Stocks Remain Tight; Season-Average Price Range Narrowed
With 2010/11 U.S. cotton demand expected to exceed production, stocks are projected to decrease for the third consecutive season. In 2010/11, U.S. ending stocks are currently forecast at 1.9 million bales, 1 million bales below last season and significantly below the 2007/08's level of 10.1 million bales. In addition, the current stock forecast would be the lowest since the 1924 season and represents a record-low stocks-to-use ratio of 10 percent.
As a result, upland cotton farm prices are considerably higher this season as are futures prices. Farm prices began the season at 77 cents per pound but as of mid- February had climbed to 88 cents; at the same time, the gap between the farm price and nearby futures continued to grow, with nearby futures averaging $1.85 per pound in February. For 2010/11, the average farm price is currently forecast to range between 80 and 83 cents per pound, compared with the 2009/10 average of 62.9 cents per pound.

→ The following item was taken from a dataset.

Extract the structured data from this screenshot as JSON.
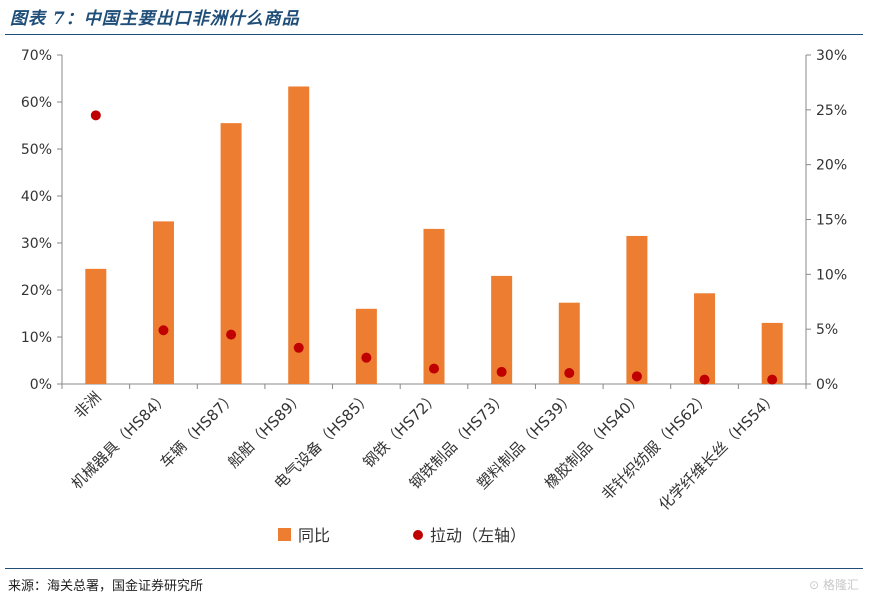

U.S. Retail Cotton Consumption Expands in 2010
U.S. calendar year 2010 domestic cotton consumption (mill use plus net textile imports) increased for the first time in 4 years, reaching 9.8 billion (raw-fiberequivalent) pounds. This level represents a 10-percent growth over 2009, which had declined to a 12-year low.
The 2010 increase was largely the result of a rebound in cotton product imports, as U.S. mill use and product exports while both higher were nearly offsetting. U.S. cotton product imports reached 9.9 billion pounds in 2010, the largest in 3 years; meanwhile, cotton product exports rose to 1.8 billion pounds, similar to 2008. As a result, the per capita estimate of retail consumption increased from a 17-year low of 29 pounds per person in 2009 to nearly 32 pounds in 2010.